Strawbery Banke Museum, Portsmouth, NH

Located on Hancock Street is the Strawbery Banke Museum in Portsmouth, New Hampshire. Strawbery Banke has a deep connection with Portsmouth's past regarding the people who lived and worked in the neighborhood for over four centuries. A number of restored houses, exhibits, landscape and gardens welcome visitors to this museum. The museum will tell the stories of generations who settled in the area between the 17th and 20th centuries.

Most importantly the area was rescued from the 1950's renewal policies that would have torn down such historical properties. Strawbery Banke is dependent on generous support from individuals and companies who feel history is worth protecting. The hours of operation are 10am to 5pm for tours of the museum and its buildings. Garden tours are also offered daily at 1pm. These hours are for summer from May 1st to October 31st only. There are holiday hours where the museum is open in December from 10am to 2pm on special days. They also have a Candlelight Stroll from 5pm to 9pm on Saturdays in December. A museum store is open the same time as the rest of the facilities. They also have an Ice Cream Shoppe in the summer which opens 12pm to 5pm.

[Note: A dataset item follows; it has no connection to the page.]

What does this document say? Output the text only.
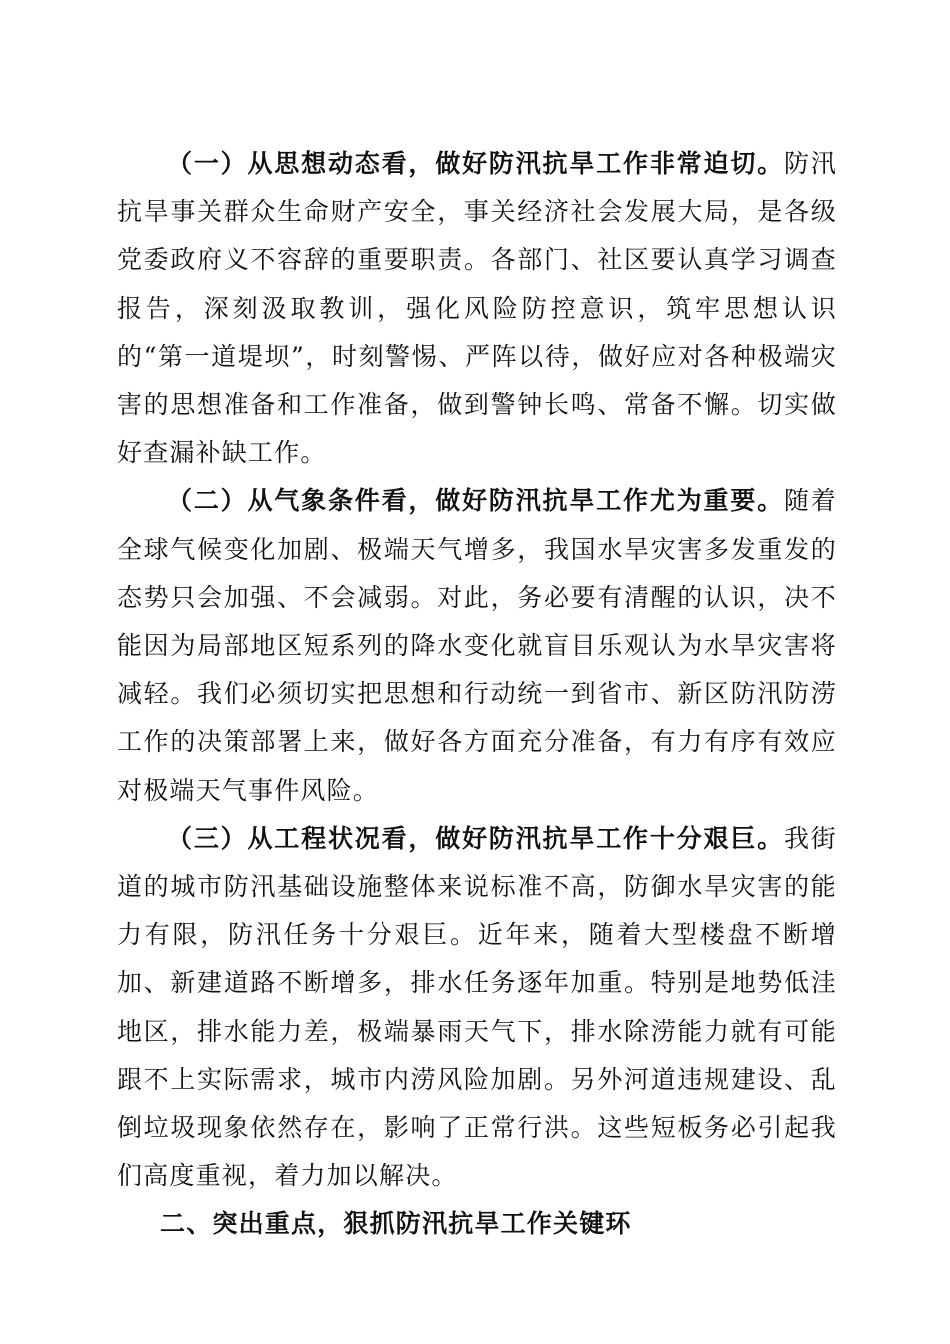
（一）从思想动态看，做好防汛抗旱工作非常迫切。防汛抗旱事关群众生命财产安全，事关经济社会发展大局，是各级党委政府义不容辞的重要职责。各部门、社区要认真学习调查报告，深刻汲取教训，强化风险防控意识，筑牢思想认识的“第一道堤坝”，时刻警惕、严阵以待，做好应对各种极端灾害的思想准备和工作准备，做到警钟长鸣、常备不懈。切实做好查漏补缺工作。

（二）从气象条件看，做好防汛抗旱工作尤为重要。随着全球气候变化加剧、极端天气增多，我国水旱灾害多发重发的态势只会加强、不会减弱。对此，务必要有清醒的认识，决不能因为局部地区短系列的降水变化就盲目乐观认为水旱灾害将减轻。我们必须切实把思想和行动统一到省市、新区防汛防涝工作的决策部署上来，做好各方面充分准备，有力有序有效应对极端天气事件风险。

（三）从工程状况看，做好防汛抗旱工作十分艰巨。我街道的城市防汛基础设施整体来说标准不高，防御水旱灾害的能力有限，防汛任务十分艰巨。近年来，随着大型楼盘不断增加、新建道路不断增多，排水任务逐年加重。特别是地势低洼地区，排水能力差，极端暴雨天气下，排水除涝能力就有可能跟不上实际需求，城市内涝风险加剧。另外河道违规建设、乱倒垃圾现象依然存在，影响了正常行洪。这些短板务必引起我们高度重视，着力加以解决。

二、突出重点，狠抓防汛抗旱工作关键环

Admission in to the museum is $15 for adults and $10 for children. Kids under 4 are free, and anyone over 17 is considered an adult. The general admission is good for two consecutive days in the event one is rained out or not all exhibits are seen in the one day.

Strawbery Banke is made up of buildings that visitors will tour. These exhibit buildings date from the 1630's to later centuries. The entire complex is an outdoor history museum with the houses fashioned in their period looks, with proper dycor and furniture. There are also artifacts in the homes that have to do with their owners and/ or fitting within the appropriate period.

There are demonstrations of life back in the past with costumed staff discussing the history and works. It is also possible to take part in some of the Hands on History. For example, the Cotton Tenant House is a restored 1834 home. It is actually partially restored, where one can see binders with wallpaper, paint analysis, and architectural drawings. Visitors are able to explain what they would do to if they were the curator. The Discovery Center is a place for children to learn traditional games, chores, crafts, and pastimes of the early residents.

The Victorian Children's Garden is unlike any other. It is a history garden with Victorian tea gardens, plants that supposedly tell time, and a butterfly and fairy garden. The Wheelwright House is a place to explore the tastes, sounds and touches of 1875. The home was Captain John Wheelwright's before he died at sea. Spices and teas are some of the aromatic scents you will be able to pick up. Visitors can also pick up or touch dinnerware and furniture that belonged to the home. Clothing and other artifacts complete the home exhibits.